まあ珍しいってだけで、特に興味のある本はこれといって無かったけれど。
「これも歴史、そっちも歴史、アレも歴史……いらねぇし、何とか教団、えーっとVano・Dite教団だったかあの関係の本何処にも無いな」
綺麗な本が多い中で、一冊だけボロボロの本があった。
それは本と言うには随分と作りが悪く、誰かの日記帳と言った方が適切な表現かもしれない物だった。
「何だこの本、えーっとタイトルは」
"魔術師……の育成及び指導"
読めない部分もあったが、これは……。
"今日は……に火を扱う魔術を教えた。魔術を扱うコツは魔力量のコントロールと正しい術式、それに相手を必ず殺すと言う深い殺意だけど、彼女達は私に褒めてもらいたいという魔術師失格な理由で練習をしていた。前回はここで処分したけれど、今回はこの感情を利用できないか試す事にする"
不気味な内容の日記だった。
現実離れし過ぎた話ならもう少し笑っていただろうが、この本に書かれている内容はどれもが生々しい。
ペラペラとページをめくり、俺は最後のページを見た。
"彼女は私に依存した、ある意味成功だがこれでは人々を導く存在にはなれない。
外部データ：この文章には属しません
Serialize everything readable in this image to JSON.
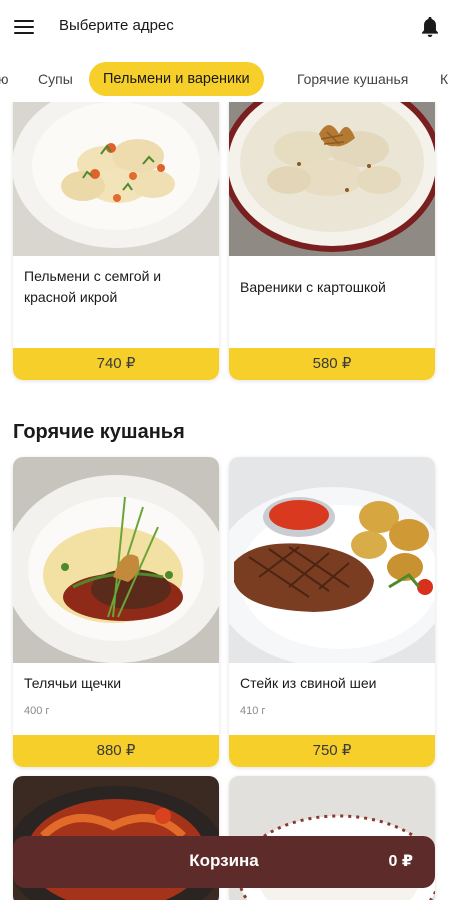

どうしようかな"
そう黒色のインクで書かれた上に。
まるで乾いた血のような液体で。
"彼女を殺せ"
これまでと違う、歪んだ字でそう書かれていた。
「ひっ!」
本を閉じ、元の場所に戻してから俺はすぐに2階に戻った。
何なんだあの日記は……文字しか見てないのに、ミウクと同じ、いやそれ以上の強い魔力を感じたぞ。
「4階が使われてない理由が分かったな、あんな不気味な本と歴史書しか無いんだ、行く意味が無い」
さっき見た物を忘れようと俺は2階で必死に家事の本と料理の本を探し、家に帰ってじっくり読む事にした。